When that did not happen; the revolts started.

When the walls came down, the East Germans expected the same cradle to grave support to obtain the "western services". They were not used to working for goods in the same way.


w/ N Korea - they have little idea of what S Korea has. They are kept completely isolated by the media and government as to what is out there.

If the barriers (no walls exist) come down to S Korea; the NK have little knowledge of what to expect. There is very very little cultural exchange between the two sides to allow a picture of what is available. The NK are a beaten down slave culture.

The NK would slowly come into SK and trickle down the peninsula; majority if feel will stay up north in their comfort zone for many years. The west & SK will have to start up a Marshall plan in NK to slowly improve the conditions there. Create some economic zones.

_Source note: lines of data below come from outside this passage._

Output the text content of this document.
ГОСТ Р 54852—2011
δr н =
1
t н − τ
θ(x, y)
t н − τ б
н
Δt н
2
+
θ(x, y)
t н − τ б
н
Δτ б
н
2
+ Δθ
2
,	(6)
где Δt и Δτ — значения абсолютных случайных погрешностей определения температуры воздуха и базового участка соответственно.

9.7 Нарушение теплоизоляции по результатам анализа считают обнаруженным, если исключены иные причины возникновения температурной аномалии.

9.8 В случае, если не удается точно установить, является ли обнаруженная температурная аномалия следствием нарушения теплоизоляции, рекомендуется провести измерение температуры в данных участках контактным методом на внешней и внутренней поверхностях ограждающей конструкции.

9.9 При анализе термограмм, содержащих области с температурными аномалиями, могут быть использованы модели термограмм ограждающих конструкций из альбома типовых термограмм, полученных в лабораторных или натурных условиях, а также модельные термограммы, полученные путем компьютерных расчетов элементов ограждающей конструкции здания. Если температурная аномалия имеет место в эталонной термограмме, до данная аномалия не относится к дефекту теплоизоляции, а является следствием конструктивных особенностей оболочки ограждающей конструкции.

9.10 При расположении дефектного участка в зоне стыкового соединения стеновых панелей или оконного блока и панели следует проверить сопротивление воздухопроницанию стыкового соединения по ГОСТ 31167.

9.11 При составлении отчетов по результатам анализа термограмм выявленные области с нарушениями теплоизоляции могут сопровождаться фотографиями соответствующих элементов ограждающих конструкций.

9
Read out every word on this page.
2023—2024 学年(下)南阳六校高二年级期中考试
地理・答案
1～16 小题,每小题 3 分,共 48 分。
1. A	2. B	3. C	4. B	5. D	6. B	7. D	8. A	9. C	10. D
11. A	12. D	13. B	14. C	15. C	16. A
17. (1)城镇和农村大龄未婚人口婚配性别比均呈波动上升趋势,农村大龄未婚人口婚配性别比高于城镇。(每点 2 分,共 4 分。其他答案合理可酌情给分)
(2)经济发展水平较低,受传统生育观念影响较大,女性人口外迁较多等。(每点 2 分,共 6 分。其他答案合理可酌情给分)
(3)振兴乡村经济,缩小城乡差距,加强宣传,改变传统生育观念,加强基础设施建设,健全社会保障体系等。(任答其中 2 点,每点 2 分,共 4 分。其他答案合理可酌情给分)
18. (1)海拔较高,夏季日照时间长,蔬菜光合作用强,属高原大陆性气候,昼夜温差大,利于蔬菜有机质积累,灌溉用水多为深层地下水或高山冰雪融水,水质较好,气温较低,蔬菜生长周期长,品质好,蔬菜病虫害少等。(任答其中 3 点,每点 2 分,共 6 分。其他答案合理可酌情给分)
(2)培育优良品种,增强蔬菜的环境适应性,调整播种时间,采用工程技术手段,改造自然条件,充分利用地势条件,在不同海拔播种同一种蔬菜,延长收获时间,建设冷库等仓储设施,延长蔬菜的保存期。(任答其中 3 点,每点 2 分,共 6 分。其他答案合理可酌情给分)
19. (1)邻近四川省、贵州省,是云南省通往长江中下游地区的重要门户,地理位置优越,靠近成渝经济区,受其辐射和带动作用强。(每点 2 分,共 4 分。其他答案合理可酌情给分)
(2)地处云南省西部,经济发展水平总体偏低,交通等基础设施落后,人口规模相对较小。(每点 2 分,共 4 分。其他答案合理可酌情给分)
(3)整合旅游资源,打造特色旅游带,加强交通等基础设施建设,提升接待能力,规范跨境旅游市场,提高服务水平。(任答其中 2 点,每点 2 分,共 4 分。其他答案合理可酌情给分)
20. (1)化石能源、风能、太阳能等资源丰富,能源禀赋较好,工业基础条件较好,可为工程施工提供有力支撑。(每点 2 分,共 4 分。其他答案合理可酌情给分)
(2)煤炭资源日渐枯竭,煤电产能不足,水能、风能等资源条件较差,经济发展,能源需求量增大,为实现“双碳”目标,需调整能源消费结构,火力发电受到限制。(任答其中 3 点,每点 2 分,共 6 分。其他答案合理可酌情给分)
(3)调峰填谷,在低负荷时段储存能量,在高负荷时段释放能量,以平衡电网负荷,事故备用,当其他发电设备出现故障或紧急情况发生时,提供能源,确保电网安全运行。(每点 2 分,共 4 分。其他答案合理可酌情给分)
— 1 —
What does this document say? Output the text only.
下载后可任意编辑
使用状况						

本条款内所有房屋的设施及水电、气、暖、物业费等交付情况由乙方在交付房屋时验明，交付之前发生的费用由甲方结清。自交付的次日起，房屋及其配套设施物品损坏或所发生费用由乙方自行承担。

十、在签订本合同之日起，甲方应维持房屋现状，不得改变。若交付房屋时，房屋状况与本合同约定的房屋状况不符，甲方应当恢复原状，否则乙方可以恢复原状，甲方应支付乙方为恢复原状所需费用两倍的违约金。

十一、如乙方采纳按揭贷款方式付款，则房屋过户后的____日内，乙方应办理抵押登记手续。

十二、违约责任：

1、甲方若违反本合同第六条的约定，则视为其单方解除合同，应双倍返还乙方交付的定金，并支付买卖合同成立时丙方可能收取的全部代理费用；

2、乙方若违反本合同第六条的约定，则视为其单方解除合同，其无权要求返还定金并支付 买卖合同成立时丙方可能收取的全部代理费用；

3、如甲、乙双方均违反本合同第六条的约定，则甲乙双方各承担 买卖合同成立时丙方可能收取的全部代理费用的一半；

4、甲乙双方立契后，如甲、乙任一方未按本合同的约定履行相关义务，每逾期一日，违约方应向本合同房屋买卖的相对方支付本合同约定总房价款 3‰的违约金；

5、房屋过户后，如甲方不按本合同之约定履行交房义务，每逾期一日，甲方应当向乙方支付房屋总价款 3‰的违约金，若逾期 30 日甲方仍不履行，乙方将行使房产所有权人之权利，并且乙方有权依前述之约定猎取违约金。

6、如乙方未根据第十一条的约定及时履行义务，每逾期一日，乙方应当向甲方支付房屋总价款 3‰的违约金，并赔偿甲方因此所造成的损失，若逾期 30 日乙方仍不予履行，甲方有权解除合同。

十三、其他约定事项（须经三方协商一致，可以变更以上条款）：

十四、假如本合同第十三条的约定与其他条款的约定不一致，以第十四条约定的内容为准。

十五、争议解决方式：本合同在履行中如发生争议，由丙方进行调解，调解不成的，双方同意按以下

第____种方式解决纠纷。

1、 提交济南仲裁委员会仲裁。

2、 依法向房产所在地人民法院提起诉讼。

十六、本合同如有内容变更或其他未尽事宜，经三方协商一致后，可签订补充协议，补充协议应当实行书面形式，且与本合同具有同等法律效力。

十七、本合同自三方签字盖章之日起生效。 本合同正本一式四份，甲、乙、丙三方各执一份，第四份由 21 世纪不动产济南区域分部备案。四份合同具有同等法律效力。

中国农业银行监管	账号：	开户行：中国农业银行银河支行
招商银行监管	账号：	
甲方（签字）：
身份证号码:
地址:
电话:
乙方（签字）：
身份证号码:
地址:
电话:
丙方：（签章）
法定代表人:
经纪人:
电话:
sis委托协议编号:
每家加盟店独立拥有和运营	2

China does not want a mass exodus of refugees so they will have a tight border and also may be willing to contribute to investments to help bring the NK up to at least Chinese standards.

To far to fast will create a desire/unrest in the Chinese provinces near by. To little and the NK population near the border will start to attempt to get into China now that the iron curtain is down and they can see some opportunity. China would be closer that the trek down to SK or the new economic zones in NK.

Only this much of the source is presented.